I dressed in my dance dress then put on some make up and packed into a bag a pair of jeans, top and my converses incase I got uncomfy then went to find Dad.
But to my surprise, what I found was Chris lying on the sofa. Dad wasn’t there, but Chris was here in his place.
“Wow, you look beautiful, Bella.” He sighed.
“How come you’re not still in hospital?” I shuffled nervously in my dress. I felt my cheeks growing warm at him saying I looked beautiful.
“I got let out this morning, but I’m not really allowed out of the house but I think the doctors will let me go next door to see my wonderful, hot, beautiful girlfriend.”
“Are you going to the dance, coz you’re dressed like that?” he said casually.
“No I was coming to visit you in the hospital but I really wanted you to see my dress on.”
“It looks beautiful. Why aren’t you going to the dance?”
“Because I didn’t want to go with Scott. Did Charli say that?”
“She didn’t say anything. What’s up?”
“Well, everyone including her, thinks I dumped you for him. He had his hands all over me at lunch time but I told him to get off me.”
“I’m glad you did. You don’t like Scott do you?”
“Not any more. I’m going to get changed.”
“Ok, Then we’ll watch a film or something.”
So I went upstairs and put on a pair of jeans and a top and my jumper with the koala on it.
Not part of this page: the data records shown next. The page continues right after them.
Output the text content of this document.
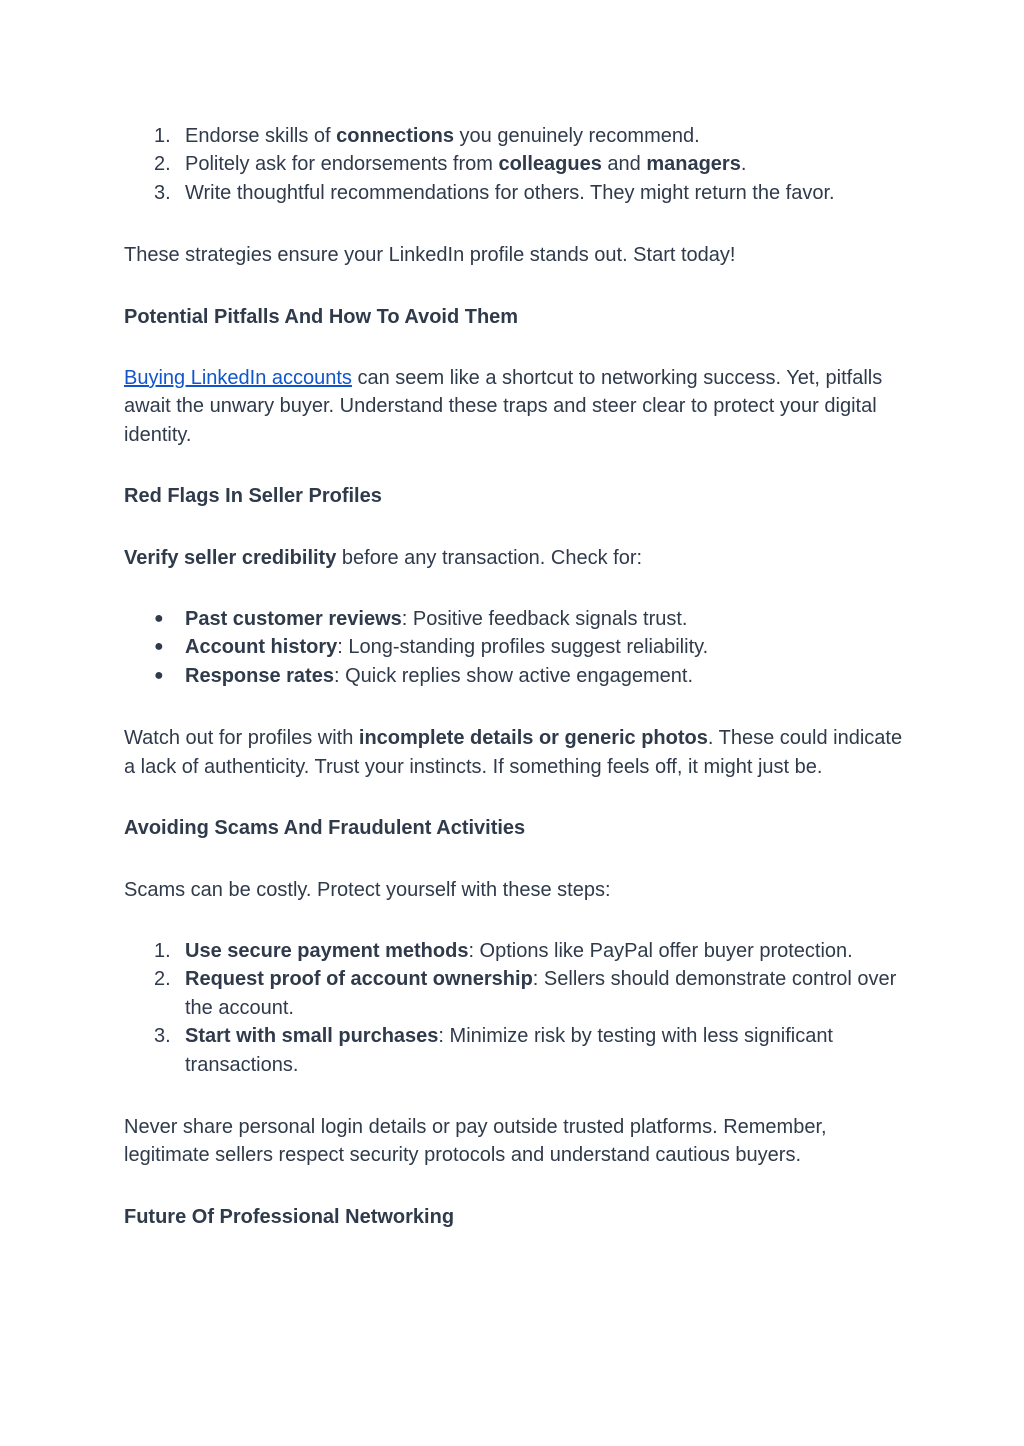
1. Endorse skills of connections you genuinely recommend.
2. Politely ask for endorsements from colleagues and managers.
3. Write thoughtful recommendations for others. They might return the favor.

These strategies ensure your LinkedIn profile stands out. Start today!

Potential Pitfalls And How To Avoid Them

Buying LinkedIn accounts can seem like a shortcut to networking success. Yet, pitfalls await the unwary buyer. Understand these traps and steer clear to protect your digital identity.

Red Flags In Seller Profiles

Verify seller credibility before any transaction. Check for:

● Past customer reviews: Positive feedback signals trust.
● Account history: Long-standing profiles suggest reliability.
● Response rates: Quick replies show active engagement.

Watch out for profiles with incomplete details or generic photos. These could indicate a lack of authenticity. Trust your instincts. If something feels off, it might just be.

Avoiding Scams And Fraudulent Activities

Scams can be costly. Protect yourself with these steps:

1. Use secure payment methods: Options like PayPal offer buyer protection.
2. Request proof of account ownership: Sellers should demonstrate control over the account.
3. Start with small purchases: Minimize risk by testing with less significant transactions.

Never share personal login details or pay outside trusted platforms. Remember, legitimate sellers respect security protocols and understand cautious buyers.

Future Of Professional Networking
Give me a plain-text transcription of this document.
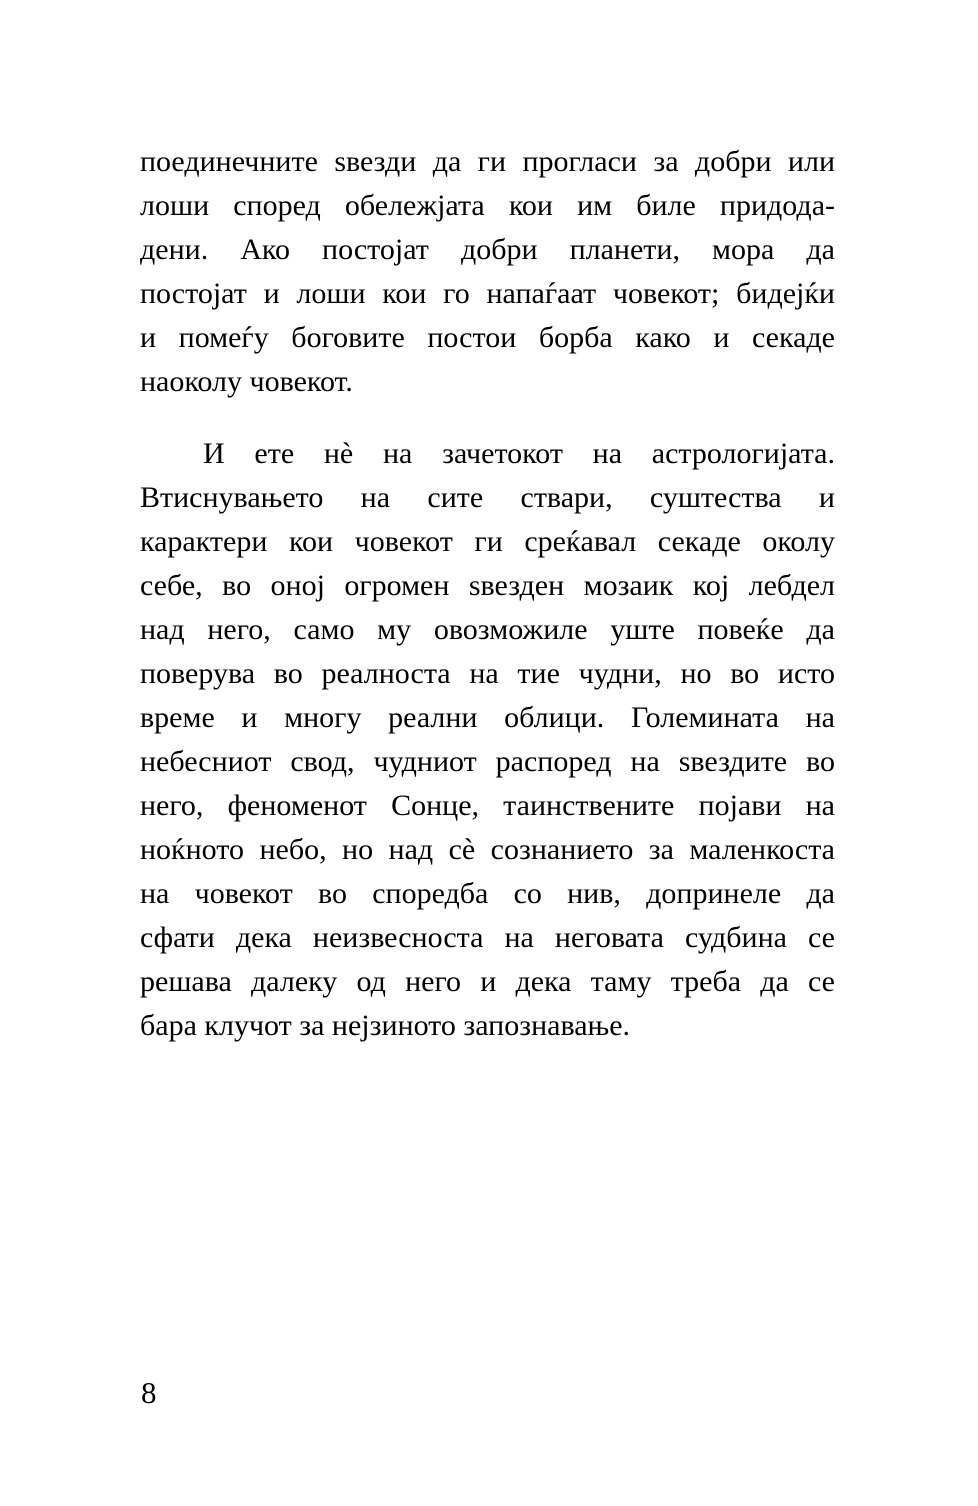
поединечните ѕвезди да ги прогласи за добри или
лоши според обележјата кои им биле придода-
дени. Ако постојат добри планети, мора да
постојат и лоши кои го напаѓаат човекот; бидејќи
и помеѓу боговите постои борба како и секаде
наоколу човекот.
И ете нѐ на зачетокот на астрологијата.
Втиснувањето на сите ствари, суштества и
карактери кои човекот ги среќавал секаде околу
себе, во оној огромен ѕвезден мозаик кој лебдел
над него, само му овозможиле уште повеќе да
поверува во реалноста на тие чудни, но во исто
време и многу реални облици. Големината на
небесниот свод, чудниот распоред на ѕвездите во
него, феноменот Сонце, таинствените појави на
ноќното небо, но над сѐ сознанието за маленкоста
на човекот во споредба со нив, допринеле да
сфати дека неизвесноста на неговата судбина се
решава далеку од него и дека таму треба да се
бара клучот за нејзиното запознавање.
8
When I came downstairs, Chris had made popcorn and drinks for us. In the end the film was just on in the background, we just nibbled on popcorn and talked, curled up on the sofa. I had a wonderful evening, much better than if I’d gone to the dance. Chris has just left. Its 10 o’clock and Dad is still round at Chris’s. So I have the house to myself again. This is the last page of my dairy. I need to rat out a new one. But I think finally, I may have discovered properly who I am and what I want to do with my life. I want to become a writer. Since I started keeping a dairy, I’ve not just written in it, I’ve also written countless stories and poems. So I think I’ll be a writer.